Sunday, December 13, 2009

David Owen’s Rules for Urban Environmentalism



1. Live smaller: The average American single-family house doubled in size in the second half of the twentieth century. Oversized dwellings permanently raise the world’s demand for energy, and they encourage careless consumption of all kinds. In the long run, supersized houses are no more sustainable than S.U.V.’s or private jets, no matter how many photovoltaic panels they have on their roofs.

2. Live closer: The main key to lowering energy consumption and shrinking the carbon footprint of modern civilization is to decrease the distances between the places where people live, work, shop, and play. The steady enlargement of the American house was accompanied by the explosive growth of low-density subdivisions and satellite communities linked by networks of new highways and inhabited by long-distance commuters. Living closer to one’s daily destinations, Manhattan-style, reduces vehicle miles traveled, makes transit and walking feasible as forms of transportation, increases the efficiency of energy production and consumption, limits the need to build superfluous infrastructure, and cuts the demand for such environmentally doomed extravagances as riding lawnmowers and household irrigation systems.

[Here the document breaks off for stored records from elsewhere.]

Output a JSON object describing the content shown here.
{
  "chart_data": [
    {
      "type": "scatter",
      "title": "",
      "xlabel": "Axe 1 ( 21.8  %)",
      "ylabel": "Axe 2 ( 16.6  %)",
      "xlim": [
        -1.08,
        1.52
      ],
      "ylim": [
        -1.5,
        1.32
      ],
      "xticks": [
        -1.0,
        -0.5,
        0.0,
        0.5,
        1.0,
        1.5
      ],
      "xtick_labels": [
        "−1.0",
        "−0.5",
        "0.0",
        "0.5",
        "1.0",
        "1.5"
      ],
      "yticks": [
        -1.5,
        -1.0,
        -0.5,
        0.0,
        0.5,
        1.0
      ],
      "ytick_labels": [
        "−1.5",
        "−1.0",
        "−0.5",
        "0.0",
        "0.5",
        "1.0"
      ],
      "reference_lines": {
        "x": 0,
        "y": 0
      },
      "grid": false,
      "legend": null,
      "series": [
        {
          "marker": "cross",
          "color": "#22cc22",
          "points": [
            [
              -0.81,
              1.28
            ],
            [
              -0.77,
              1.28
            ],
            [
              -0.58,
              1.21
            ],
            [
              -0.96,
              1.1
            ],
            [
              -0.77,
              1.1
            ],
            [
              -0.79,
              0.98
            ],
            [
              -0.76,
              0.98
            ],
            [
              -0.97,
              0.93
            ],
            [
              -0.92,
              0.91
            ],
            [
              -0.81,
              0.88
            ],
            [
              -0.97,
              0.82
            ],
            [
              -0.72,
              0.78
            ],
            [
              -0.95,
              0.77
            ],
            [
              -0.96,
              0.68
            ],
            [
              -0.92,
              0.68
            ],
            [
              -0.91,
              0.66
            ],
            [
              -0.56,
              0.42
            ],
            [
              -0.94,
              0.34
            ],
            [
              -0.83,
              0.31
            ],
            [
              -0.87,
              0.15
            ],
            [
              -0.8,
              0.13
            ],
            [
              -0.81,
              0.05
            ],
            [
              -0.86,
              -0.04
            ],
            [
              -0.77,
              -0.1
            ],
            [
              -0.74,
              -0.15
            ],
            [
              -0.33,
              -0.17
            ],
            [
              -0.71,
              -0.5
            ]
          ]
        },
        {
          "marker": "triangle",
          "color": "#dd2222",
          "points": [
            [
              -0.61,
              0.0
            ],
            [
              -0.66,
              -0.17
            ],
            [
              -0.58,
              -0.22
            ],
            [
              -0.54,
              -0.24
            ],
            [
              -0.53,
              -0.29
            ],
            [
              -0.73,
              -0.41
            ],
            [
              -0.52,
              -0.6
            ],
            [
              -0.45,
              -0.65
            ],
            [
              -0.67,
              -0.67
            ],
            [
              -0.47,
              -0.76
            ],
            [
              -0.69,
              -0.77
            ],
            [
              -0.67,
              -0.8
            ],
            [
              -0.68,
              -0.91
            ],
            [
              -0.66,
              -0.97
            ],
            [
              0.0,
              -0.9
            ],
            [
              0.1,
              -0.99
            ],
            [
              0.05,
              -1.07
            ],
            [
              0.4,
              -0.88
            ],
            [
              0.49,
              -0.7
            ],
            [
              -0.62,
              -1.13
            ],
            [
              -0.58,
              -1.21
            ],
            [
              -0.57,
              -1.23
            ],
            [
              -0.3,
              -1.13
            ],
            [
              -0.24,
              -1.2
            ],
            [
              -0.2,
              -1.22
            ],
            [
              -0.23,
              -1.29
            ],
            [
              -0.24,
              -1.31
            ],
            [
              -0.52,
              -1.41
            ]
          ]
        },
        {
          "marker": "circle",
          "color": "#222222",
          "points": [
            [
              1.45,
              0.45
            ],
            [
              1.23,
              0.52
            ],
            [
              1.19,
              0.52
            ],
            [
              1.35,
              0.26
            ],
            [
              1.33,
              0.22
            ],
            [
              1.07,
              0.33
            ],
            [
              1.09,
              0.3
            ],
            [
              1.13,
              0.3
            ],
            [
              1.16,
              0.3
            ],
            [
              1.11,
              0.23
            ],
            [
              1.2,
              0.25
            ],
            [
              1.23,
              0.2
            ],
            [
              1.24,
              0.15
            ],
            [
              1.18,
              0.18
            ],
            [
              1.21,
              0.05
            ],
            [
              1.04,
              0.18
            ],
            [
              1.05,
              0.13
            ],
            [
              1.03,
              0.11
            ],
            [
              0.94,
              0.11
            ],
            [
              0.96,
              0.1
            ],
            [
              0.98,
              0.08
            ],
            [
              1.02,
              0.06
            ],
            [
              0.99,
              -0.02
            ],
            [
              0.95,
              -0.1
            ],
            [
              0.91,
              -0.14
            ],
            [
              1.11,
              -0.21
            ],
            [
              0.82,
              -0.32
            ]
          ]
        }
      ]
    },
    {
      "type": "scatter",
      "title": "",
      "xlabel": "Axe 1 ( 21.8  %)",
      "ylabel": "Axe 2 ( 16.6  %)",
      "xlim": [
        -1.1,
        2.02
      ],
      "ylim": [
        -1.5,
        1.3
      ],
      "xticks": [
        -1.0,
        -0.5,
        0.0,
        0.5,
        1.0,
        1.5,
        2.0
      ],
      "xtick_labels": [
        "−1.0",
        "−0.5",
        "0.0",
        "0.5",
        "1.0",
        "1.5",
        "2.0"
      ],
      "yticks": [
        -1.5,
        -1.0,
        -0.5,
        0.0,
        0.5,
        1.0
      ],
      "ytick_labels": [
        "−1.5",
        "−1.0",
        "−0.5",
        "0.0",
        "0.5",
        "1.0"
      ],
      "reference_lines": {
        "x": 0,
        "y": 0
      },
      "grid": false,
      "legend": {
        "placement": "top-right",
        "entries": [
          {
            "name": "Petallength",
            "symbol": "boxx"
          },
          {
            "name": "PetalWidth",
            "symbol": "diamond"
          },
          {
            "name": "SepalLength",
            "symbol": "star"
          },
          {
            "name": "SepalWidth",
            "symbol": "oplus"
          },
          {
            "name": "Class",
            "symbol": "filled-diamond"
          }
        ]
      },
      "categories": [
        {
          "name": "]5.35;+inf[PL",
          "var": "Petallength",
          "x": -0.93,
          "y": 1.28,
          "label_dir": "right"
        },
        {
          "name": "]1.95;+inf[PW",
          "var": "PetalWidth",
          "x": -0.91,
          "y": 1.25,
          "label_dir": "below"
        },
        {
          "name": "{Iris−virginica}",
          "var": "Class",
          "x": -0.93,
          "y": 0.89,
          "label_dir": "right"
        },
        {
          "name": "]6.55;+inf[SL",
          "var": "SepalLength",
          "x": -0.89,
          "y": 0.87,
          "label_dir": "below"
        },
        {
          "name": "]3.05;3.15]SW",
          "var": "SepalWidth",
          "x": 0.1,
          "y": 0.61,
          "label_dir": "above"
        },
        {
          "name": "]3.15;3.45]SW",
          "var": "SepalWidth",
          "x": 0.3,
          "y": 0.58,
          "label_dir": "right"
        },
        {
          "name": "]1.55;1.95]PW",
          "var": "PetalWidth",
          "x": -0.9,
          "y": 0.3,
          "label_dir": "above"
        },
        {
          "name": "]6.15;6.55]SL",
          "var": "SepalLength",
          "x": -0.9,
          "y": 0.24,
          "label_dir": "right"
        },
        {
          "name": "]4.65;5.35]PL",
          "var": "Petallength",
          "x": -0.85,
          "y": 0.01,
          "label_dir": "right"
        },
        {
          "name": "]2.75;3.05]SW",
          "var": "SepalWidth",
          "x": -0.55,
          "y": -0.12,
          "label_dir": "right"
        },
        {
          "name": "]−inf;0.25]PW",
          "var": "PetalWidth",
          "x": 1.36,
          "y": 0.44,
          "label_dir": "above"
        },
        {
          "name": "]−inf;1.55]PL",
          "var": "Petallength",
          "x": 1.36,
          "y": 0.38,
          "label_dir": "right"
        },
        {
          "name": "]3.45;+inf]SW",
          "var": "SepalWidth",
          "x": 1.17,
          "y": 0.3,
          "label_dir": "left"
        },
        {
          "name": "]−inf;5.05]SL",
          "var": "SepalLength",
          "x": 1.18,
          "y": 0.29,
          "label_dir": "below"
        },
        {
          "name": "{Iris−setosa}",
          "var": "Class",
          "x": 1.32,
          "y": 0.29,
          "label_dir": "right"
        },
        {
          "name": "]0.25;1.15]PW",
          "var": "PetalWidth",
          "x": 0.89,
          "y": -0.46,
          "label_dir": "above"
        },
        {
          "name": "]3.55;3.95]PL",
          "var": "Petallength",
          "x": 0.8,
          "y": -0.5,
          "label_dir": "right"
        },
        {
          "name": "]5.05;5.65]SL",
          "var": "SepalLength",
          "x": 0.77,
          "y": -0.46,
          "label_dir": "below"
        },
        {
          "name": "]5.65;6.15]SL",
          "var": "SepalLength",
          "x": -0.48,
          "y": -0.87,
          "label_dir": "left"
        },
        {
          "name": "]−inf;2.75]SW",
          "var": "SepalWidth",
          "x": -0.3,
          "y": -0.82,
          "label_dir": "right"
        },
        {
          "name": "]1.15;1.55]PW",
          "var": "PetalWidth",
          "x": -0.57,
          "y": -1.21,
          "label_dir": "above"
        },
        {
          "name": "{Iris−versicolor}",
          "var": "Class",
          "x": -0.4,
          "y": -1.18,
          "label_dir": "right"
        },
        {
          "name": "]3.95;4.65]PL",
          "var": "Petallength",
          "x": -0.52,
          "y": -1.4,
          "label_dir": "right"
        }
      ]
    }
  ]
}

3. Drive less: Making automobiles more fuel-efficient isn’t necessarily a bad idea, but it won’t solve the world’s energy and environmental dilemmas. The real problem with cars is not that they don’t get enough miles to the gallon; it’s that they make it too easy for people to spread out, encouraging forms of development that are inherently wasteful and damaging. Most so-called environmental initiatives concerning automobiles are actually counterproductive, because their effect is to make driving less expensive (by reducing the need for fuel) and to make car travel more agreeable (by eliminating congestion). In terms of both energy conservation and environmental protection, we need to make driving costlier and less pleasant. This is true for cars powered by recycled cooking oil and those powered by gasoline. In terms of the automobile’s true environmental impact, fuel gauges are less important than odometers. In the long run, miles matter more than miles per gallon.